It was his father! Had he seen him? No! He slipped back again into the darkness of the shop and the brocades and the tapestries fell together once more into their place as though nothing had happened.

What did it mean? Was it true? With an effort, he held back from his inclination to rush into the shop, making sure of the reality of what he had seen. If it were true, then he knew that his father had not meant him to know. If it were true, he knew what the pain of such a meeting would be.

Crossing to the opposite side of the street, he tried to peer in through the shop door; but there was that clear-cut ray of sunshine on the step, barring the entrance. Only vaguely, like dim, black shadows on a deep web of gloom, could he see the moving figures of the two ladies who had entered. On an impulse, he turned into the magazzino by which he was standing.

Who was the owner of the curio shop on the other side? They did not know. What was his name? They could not say? Had he been there long? Not so very long. About a year. He was an Englishman, but he spoke Italian. He lived in Venice. They had heard some say in the Rio Marin. He was not used to the trade. It was quite true that he did not like to sell his things. They had been told he was a painter--but that was only what people said.

That was sufficient. They needed to say no more. This answered the questions that John had put that morning to his mother. His father could no longer sell his pictures. In a rush of light, he saw the whole story, far more pathetic to him than he had imagined with his study in brown.

One by one, they were selling the treasures they had collected. Now, he understood the meaning of those empty night-caps which Claudina carried away with her every evening. They said the things were broken; they had said it with nervous little glances at each other and then at Claudina. At the time, he had read those glances to mean that it was Claudina who had broken them. But no--it was not Claudina. This was the work of the heavy, the ruthless hand of cruel circumstance in which the frailest china and the sternest metal can be crushed into the dust of destruction.

In a moment, as it was all made clear, John found the tears smarting in his eyes. As he stood there in the little shop opposite, he painted the whole picture with rapid strokes of the imagination.

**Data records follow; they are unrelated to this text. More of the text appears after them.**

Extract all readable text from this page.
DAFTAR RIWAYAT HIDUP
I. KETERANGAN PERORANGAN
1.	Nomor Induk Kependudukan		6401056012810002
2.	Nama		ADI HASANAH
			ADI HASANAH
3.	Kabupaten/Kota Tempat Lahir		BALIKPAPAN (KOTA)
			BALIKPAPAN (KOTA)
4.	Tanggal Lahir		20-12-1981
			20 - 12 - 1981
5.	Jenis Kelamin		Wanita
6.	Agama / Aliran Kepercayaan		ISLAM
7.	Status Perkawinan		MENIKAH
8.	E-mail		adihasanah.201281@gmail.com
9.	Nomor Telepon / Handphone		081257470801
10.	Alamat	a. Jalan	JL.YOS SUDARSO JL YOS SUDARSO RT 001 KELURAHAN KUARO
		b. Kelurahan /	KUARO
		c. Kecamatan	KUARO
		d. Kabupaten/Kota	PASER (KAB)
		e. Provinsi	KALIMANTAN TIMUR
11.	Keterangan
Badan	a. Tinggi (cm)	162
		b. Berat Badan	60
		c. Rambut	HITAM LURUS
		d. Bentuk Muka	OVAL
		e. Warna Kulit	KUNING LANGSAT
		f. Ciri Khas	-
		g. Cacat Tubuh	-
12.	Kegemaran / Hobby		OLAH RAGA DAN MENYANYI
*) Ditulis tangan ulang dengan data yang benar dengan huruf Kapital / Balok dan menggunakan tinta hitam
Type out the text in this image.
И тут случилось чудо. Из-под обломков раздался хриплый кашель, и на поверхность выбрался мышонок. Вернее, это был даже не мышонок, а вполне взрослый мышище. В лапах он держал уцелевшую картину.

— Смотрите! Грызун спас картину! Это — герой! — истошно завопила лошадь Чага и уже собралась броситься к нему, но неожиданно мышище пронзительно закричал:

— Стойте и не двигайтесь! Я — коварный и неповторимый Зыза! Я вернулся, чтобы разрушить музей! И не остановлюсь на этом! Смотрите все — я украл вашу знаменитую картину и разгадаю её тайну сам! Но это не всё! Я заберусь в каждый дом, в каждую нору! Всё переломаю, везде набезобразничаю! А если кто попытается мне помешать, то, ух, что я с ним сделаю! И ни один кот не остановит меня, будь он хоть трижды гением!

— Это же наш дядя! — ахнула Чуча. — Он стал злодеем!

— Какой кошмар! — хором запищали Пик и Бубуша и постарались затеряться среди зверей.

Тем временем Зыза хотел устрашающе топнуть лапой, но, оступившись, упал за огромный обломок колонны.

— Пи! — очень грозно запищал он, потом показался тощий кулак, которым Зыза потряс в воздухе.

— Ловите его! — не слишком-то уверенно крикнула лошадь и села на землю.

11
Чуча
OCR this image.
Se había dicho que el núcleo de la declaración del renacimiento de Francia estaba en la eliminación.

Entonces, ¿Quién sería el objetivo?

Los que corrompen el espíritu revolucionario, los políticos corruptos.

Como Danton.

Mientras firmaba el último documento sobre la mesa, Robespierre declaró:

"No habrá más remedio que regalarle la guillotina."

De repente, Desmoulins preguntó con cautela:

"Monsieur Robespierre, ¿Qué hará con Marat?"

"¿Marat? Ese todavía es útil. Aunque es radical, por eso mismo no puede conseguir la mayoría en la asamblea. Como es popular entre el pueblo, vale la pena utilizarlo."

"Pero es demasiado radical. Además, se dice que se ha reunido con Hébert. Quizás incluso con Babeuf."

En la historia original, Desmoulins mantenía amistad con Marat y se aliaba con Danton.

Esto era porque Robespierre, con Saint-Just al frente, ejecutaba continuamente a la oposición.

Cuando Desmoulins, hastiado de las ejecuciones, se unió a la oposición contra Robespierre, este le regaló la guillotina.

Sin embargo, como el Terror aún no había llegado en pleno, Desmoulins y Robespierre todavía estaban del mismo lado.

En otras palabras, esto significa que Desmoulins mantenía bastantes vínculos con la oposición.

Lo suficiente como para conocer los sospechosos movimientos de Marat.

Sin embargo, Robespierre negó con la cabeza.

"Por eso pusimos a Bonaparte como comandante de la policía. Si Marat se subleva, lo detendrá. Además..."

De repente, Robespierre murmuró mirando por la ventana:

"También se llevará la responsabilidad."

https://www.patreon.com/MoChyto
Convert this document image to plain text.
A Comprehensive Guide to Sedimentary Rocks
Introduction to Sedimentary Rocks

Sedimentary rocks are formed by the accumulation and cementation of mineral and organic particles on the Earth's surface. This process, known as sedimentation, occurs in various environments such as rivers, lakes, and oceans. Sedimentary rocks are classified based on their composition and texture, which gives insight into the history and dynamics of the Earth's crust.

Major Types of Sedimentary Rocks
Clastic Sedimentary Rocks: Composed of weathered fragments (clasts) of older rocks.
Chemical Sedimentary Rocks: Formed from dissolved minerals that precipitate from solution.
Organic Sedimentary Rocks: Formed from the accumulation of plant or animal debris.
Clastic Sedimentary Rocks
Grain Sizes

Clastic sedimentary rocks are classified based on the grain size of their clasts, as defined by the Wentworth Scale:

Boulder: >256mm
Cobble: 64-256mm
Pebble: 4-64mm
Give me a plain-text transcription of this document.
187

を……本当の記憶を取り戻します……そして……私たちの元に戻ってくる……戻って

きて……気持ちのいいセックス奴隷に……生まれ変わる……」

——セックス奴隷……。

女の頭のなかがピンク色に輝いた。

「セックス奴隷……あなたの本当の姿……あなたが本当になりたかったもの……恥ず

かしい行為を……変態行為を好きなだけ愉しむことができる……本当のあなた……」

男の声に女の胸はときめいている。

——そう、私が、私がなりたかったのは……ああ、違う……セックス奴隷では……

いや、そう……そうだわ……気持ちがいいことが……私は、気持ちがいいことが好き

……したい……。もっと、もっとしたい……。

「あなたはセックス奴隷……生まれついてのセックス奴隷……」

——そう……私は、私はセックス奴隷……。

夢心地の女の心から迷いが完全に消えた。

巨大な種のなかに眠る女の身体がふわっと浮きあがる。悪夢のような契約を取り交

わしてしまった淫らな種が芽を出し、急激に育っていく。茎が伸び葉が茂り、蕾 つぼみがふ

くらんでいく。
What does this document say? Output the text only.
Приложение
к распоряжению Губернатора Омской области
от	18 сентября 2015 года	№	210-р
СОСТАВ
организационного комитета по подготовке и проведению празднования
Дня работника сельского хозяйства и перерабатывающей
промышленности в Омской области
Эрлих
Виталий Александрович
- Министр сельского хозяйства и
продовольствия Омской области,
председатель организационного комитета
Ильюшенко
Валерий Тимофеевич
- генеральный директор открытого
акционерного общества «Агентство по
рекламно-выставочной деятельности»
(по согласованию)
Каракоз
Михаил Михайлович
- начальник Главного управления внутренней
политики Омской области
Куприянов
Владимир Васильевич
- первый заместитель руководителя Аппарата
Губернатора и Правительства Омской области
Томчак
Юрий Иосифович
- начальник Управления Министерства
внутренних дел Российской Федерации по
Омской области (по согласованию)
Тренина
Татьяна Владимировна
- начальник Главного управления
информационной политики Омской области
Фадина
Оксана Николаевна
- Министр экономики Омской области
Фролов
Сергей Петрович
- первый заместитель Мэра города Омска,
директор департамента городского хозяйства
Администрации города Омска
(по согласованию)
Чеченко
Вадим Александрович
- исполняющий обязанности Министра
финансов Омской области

The day had come when his father could no longer sell his pictures. Then the two white heads had nodded together of an evening before Claudina came in with the night-caps. More emphatically than ever, they had exclaimed--"You don't mean to say it's ten o'clock, Claudina?" And Claudina, laying the box on the table, beginning to take out the night-caps and place forth the treasures before she tucked them up, would vouchsafe the answering nod of her head. At last, one evening, watching the Dresden figure being put to bed, his father had thought of the way out of the difficulty.

They had not decided upon it at once. Such determinations as these come from the head alone and have to pass before a stern tribunal of the heart before license is given them. He could just imagine how bitter a tribunal that had been; how inflexibly those two brave hearts had sat in judgment upon so hard a matter; how reluctantly in the end they had given their consent.

Then, with the moment once passed, the license once granted, John could see them so vividly, questioning whether they should tell him, their decision that it would not be wise, his father fearing that it would lessen his esteem, his mother dreading that he would feel called upon to help them. Finally, that first day, when the Treasure Shop had been opened and his father, the artist, the man of temperament, with all the finest perceptions and sensibilities that human nature possesses, had gone to business.